La campagne électorale pour la présidentielle 2026 est lancée depuis ce vendredi 27 mars. Le duo de la majorité au pouvoir Romuald Wadagni et Mariam Chabi Talata a réussi à drainer une impressionnante foule en ce début de campagne dans le grand septentrion.
C’est par la ville de Kandi, au nord du pays, que le coup d’envoi de cette campagne a été donné par le duo de la majorité présidentielle. Un choix stratégique qui témoigne de la volonté du candidat d’aller à la rencontre des populations qui se croient oubliées et éloignées des autorités étatiques. Au stade Saka Kina, point de ralliement de cette première étape, des milliers de militants, sympathisants et curieux ont répondu à l’appel. Une atmosphère d’effervescence rarement observée en début de campagne est visible. Le candidat Romuald Wadagni a manifesté sa reconnaissance envers les populations pour leur chaleureux et bon accueil. L’homme dit bien connaître Kandi pour y avoir séjourné et mené des actions pour soutenir la jeunesse. Après cette entrée en matière réussie, la dynamique s’est poursuivie dans d’autres localités, notamment à Banikoara, où la mobilisation est restée aussi impressionnante. Partout où le cortège du duo passe, les populations sortent massivement et lui manifestent leur soutien. Chants, danses et slogans à l’honneur de Wadagni, illustrent cette adhesion à sa cause. Un engouement manifeste qui est palpable.
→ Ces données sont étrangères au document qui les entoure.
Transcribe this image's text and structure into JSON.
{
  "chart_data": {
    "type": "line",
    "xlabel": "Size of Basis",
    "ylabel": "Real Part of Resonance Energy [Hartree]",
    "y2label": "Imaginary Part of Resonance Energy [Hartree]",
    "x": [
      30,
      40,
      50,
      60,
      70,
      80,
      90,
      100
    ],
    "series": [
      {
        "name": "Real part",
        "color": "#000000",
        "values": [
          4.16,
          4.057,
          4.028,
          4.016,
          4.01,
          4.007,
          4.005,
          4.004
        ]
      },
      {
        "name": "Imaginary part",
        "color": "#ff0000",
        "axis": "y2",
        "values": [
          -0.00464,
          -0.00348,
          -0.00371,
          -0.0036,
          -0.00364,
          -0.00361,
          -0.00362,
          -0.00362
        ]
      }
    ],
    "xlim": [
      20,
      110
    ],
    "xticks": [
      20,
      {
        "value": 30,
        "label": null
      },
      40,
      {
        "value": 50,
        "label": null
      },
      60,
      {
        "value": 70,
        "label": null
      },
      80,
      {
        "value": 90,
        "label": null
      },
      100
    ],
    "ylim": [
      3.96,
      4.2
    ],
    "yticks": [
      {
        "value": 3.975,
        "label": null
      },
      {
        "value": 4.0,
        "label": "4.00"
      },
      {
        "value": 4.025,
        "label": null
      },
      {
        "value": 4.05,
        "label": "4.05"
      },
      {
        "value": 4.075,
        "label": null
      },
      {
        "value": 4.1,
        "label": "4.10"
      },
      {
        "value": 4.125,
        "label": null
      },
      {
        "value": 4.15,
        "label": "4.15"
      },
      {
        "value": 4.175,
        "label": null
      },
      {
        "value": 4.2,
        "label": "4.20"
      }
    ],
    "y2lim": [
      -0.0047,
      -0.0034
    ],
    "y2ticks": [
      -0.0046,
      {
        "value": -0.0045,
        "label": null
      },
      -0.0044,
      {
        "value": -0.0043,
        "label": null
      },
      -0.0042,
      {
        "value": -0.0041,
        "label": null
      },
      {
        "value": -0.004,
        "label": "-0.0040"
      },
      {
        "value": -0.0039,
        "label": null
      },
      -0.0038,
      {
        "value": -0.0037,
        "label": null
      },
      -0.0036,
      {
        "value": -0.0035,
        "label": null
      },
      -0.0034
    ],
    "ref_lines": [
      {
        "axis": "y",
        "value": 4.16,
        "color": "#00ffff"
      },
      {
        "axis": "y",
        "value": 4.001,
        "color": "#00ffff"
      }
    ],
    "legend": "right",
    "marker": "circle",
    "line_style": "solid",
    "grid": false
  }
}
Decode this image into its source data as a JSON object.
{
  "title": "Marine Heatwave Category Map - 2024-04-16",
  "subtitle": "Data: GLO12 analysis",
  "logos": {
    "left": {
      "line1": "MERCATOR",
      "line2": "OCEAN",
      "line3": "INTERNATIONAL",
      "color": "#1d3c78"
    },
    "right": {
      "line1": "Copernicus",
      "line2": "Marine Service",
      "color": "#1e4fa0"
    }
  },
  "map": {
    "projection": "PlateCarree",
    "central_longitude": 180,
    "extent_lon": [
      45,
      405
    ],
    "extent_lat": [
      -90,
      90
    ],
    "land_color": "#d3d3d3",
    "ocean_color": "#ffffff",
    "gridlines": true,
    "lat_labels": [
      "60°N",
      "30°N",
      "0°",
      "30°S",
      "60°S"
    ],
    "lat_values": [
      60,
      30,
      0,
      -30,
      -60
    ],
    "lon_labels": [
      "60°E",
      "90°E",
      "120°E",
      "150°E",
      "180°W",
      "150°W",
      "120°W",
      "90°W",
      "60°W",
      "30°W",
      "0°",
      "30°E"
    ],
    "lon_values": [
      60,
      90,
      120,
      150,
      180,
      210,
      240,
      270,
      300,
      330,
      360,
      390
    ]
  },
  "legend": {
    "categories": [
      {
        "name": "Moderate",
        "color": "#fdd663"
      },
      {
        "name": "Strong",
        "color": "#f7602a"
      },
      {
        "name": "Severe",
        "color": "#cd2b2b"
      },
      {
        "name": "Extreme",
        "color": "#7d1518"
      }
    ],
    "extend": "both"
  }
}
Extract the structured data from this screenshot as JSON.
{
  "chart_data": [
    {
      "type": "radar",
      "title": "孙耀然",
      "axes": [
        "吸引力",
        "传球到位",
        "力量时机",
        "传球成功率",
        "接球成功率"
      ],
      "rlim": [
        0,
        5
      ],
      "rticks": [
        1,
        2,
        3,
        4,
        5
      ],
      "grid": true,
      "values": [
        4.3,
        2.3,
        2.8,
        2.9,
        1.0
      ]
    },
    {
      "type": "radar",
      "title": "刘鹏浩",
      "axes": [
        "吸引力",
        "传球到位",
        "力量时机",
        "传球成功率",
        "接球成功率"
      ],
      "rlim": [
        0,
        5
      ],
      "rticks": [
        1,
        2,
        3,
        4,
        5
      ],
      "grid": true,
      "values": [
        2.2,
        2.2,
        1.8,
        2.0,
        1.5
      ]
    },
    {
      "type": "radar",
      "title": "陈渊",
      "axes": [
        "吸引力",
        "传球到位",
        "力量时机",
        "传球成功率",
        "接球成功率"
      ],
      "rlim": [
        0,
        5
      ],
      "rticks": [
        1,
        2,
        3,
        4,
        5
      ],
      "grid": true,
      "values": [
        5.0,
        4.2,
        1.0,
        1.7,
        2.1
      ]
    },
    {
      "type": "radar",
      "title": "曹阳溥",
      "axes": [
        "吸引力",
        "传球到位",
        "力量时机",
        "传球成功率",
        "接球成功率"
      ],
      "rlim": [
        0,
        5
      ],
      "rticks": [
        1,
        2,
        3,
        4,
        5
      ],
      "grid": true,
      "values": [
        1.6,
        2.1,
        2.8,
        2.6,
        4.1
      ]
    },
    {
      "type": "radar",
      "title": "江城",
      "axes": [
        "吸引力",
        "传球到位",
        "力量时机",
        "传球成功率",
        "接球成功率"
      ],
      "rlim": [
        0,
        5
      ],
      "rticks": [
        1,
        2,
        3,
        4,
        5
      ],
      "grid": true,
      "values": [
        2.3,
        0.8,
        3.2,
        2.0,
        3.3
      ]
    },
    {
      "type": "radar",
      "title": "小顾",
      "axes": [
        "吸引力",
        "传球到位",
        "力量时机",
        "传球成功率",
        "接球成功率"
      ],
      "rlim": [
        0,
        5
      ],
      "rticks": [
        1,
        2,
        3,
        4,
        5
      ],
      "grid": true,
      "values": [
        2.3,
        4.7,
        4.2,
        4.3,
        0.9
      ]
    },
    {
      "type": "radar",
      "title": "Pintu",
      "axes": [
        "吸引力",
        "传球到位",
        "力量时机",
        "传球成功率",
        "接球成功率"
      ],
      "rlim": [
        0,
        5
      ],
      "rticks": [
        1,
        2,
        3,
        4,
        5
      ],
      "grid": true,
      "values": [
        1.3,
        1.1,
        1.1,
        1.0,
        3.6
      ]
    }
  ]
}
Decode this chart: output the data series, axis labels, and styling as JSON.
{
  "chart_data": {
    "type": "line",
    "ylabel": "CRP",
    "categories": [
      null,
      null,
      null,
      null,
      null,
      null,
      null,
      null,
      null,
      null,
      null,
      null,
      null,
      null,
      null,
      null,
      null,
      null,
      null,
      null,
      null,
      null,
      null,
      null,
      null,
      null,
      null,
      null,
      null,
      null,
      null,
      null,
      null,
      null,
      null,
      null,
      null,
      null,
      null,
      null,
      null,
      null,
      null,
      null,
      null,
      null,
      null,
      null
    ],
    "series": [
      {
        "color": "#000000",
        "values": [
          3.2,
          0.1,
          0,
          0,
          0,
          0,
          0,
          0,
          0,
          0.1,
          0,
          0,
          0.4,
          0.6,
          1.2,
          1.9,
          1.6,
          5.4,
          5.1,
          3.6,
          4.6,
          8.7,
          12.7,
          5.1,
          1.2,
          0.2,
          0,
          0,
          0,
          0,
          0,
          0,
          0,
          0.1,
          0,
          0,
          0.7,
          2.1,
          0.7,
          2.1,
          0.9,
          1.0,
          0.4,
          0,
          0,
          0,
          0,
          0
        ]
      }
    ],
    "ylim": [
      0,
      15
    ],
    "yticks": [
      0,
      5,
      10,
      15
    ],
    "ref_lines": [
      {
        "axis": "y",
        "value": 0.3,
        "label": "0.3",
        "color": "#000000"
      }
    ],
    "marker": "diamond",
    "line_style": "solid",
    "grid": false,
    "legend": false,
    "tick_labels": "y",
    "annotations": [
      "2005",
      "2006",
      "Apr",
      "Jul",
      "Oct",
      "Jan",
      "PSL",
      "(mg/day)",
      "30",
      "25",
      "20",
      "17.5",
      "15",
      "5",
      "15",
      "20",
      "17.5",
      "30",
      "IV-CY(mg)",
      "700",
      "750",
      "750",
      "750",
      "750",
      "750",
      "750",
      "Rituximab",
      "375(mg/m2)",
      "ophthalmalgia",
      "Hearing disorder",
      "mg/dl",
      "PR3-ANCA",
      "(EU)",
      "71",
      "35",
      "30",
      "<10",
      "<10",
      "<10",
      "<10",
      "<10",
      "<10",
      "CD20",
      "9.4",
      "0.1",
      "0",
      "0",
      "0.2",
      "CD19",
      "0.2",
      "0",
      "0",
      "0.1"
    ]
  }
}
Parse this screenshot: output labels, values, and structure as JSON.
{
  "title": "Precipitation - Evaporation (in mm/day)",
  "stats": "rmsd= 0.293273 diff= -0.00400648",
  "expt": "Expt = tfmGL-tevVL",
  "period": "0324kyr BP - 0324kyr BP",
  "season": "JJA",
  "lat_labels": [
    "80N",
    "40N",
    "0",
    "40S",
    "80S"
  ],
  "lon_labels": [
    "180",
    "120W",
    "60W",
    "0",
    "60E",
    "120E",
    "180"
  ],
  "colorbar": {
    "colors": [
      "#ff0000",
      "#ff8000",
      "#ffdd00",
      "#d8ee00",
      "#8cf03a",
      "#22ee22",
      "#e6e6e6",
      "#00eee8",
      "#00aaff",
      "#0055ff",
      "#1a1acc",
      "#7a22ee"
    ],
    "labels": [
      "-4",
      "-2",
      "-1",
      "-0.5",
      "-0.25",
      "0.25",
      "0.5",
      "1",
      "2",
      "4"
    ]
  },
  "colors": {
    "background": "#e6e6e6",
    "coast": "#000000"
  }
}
Au-delà de l’ambiance festive, c’est un véritable message que ces mobilisations expriment. C’est la rupture avec l’indifférence et le manque d’intérêt des populations observés lors des dernières élections générales. Avec ce changement d’attitude, il y a de fortes chances pour atteindre un taux de participation élevé lors du scrutin du 12 avril 2026. Car, la dynamique actuelle est de réaliser un taux de participation largement au-dessus de celui réalisé en Janvier 2026 lors des élections législatives et communales. Dans la tête des béninois et de beaucoup d’observateurs, les dés sont déjà pipes avant même le vote. Beaucoup célèbrent déjà la messe de requiem du candidat du camp opposé, le duo Paul Hounkpê et Judicaël Hounwanou. Complètement isolé et absent sur tous les fronts pendant que les soutiens au duo de la majorité au pouvoir s’enchaînent l’un après l’autre, gagner la présidentielle dans avec un tel tableau comparatif, parait illusoire pour Paul Hounkpê et son collistier.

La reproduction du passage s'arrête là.